Two months into their first restaurant venture together, Hutson was ready to give up. Then, USA Today called Norma’s on the Beach “the best Caribbean restaurant in South Florida.”That was the first of many accolades Hutson would receive, including Miami’s Best Chef from New Times, The Top Female Chef from the American Chef Association and a Five Star Diamond Award from the American Academy of Hospitality and Sciences.
Though it’s hard to imagine that at one point there were few places to dine on Miracle Mile, that was the case in 1998 when the City of Coral Gables approached Hutson and Shirley. From that dialogue, Ortanique on the Mile was born.
At their new restaurant, the duo did what they do best: Caribbean cuisine. The menu consists of dishes like West Indian Curried Fresh Jumbo Lump Crab Cake and a Jerk Chicken Breast Sandwich. “As Coral Gables began to grow, so did the ethnicity,” Hutson says. Her menu evolved to feature not only food from the Caribbean, but also countries from South America. So, when people asked her what kind of food she cooked at Ortanique, she came up with “Cuisine of the Sun,” meaning fresh, seasonal, and ethnic.
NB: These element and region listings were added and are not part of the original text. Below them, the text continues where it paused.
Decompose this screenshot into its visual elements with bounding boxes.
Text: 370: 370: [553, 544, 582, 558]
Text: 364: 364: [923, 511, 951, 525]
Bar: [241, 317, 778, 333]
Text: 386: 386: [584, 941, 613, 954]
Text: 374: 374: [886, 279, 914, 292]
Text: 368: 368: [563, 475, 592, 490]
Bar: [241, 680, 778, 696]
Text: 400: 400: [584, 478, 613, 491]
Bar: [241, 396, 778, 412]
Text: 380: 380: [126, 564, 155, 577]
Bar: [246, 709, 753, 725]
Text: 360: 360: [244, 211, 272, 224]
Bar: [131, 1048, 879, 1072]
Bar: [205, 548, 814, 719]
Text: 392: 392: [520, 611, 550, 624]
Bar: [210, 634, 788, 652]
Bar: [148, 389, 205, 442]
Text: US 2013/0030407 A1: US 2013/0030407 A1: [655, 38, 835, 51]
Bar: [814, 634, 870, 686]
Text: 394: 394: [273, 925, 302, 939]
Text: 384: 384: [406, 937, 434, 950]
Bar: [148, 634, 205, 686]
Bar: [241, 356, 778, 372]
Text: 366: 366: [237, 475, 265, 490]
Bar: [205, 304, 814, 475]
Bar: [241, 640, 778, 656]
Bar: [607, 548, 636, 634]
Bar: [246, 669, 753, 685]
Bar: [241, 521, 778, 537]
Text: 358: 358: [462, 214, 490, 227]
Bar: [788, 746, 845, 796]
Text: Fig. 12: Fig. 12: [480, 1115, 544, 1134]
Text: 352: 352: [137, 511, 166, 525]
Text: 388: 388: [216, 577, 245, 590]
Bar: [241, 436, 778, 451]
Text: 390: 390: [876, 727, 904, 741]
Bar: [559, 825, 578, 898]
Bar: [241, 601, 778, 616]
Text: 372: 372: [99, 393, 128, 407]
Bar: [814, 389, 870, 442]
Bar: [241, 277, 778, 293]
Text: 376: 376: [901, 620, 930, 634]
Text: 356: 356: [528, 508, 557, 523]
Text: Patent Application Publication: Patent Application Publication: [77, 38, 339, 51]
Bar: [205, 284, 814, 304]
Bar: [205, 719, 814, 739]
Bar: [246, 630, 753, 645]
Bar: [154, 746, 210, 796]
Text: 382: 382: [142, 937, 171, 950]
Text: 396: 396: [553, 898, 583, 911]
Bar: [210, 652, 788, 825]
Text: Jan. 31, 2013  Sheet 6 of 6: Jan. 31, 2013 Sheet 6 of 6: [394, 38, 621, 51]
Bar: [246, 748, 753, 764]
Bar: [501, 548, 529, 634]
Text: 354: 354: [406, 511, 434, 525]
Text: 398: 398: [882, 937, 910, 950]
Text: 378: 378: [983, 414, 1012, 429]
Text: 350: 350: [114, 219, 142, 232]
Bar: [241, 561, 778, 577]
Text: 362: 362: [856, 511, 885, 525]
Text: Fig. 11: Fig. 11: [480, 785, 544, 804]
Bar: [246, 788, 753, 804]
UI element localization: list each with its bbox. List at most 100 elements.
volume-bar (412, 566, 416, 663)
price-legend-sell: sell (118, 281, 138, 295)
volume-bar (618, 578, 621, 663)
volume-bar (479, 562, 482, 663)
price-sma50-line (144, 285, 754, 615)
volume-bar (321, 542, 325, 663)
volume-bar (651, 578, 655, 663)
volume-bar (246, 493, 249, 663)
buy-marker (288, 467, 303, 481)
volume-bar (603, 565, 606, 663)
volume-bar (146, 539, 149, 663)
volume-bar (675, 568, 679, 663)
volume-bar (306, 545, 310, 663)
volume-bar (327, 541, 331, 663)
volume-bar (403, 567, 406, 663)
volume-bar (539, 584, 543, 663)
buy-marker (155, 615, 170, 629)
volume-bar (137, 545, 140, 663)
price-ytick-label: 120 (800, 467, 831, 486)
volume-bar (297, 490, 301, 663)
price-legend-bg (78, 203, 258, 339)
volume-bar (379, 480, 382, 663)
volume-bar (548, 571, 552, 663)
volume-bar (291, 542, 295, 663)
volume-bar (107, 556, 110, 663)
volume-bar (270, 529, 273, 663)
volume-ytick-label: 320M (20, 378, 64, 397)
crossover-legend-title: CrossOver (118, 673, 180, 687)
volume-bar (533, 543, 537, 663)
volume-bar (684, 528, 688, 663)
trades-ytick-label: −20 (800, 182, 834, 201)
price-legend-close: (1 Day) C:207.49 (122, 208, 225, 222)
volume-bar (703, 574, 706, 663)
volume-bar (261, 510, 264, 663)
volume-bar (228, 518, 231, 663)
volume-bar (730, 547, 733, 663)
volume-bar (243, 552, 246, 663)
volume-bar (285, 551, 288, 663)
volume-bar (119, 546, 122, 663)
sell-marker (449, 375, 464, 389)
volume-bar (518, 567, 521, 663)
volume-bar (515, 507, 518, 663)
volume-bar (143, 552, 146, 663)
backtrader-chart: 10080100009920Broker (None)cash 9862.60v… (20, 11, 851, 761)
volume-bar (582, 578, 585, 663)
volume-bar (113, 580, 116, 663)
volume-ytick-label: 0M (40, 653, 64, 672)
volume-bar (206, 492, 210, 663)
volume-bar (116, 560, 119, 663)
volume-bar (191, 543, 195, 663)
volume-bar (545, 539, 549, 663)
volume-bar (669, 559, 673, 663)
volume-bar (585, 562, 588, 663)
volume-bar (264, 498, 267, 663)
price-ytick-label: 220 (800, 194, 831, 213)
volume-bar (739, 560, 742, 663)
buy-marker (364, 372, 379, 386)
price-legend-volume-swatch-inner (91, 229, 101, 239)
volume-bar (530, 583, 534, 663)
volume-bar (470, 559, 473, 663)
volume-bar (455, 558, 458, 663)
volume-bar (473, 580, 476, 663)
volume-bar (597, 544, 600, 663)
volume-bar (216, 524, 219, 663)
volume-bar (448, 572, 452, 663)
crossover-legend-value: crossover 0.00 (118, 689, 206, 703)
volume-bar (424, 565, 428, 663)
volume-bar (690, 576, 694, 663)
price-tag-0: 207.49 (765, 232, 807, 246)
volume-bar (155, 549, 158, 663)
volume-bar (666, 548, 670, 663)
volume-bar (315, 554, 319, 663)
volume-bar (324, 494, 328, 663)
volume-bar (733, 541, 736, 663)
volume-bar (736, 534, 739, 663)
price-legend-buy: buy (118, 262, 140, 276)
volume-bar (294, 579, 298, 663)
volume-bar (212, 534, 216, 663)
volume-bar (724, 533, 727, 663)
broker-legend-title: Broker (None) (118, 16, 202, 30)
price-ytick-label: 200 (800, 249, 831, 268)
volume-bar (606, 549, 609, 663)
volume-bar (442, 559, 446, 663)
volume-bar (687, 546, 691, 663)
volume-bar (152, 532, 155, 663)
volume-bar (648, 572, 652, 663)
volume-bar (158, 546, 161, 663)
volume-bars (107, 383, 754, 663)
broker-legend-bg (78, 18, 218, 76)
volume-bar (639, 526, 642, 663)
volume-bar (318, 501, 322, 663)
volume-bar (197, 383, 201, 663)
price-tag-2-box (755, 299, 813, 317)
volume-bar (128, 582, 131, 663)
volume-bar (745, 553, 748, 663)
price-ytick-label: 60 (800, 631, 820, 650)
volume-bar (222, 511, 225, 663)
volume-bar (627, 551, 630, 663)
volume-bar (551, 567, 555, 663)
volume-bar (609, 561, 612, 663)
The range of that cuisine was present in the cooking class we attended. To start, the chefs-in-training prepared a salad tossed in an orange-ginger dressing. The main course was a tender braised lamb shank served over a mushroom parmesan polenta. For dessert, a warm apple-pear crumble was topped with cinnamon ice cream – perfect for the holidays.
Today, the decorated chef travels to the Caribbean once a month. Their other restaurant, Zest, has locations in Downtown Miami and, fittingly, Negril, Jamaica. “I always felt like I had a past life in the Caribbean,” Hutson says.
For the past three years, Hutson has also been the culinary ambassador at the Miami Cancer Institute. In layman terms, she creates the food for the café at MCI. She also teaches both past and present cancer patients and their caregivers how to cook healthier for themselves. “Cancer loves sugar,” says Hutson, who often creates recipes that are plant-based, low in sugar and high in fiber.
Hutson’s daughter Ashley has followed in her culinary footsteps as chef de cuisine at Ortanique. The two of them run the Interactive Cooking Class together ($108 per person), which feels more like a family gathering, and not just because of the mother-daughter pair. Many of the students attend every class, or as many as they can. Cindy and Ashley know them well, and the restaurant is filled with chatter as they eat and drink. The adoration by regulars makes it clear: It’s Chef Cindy Hutson’s world and we’re all just living in it. Luckily, it has great food.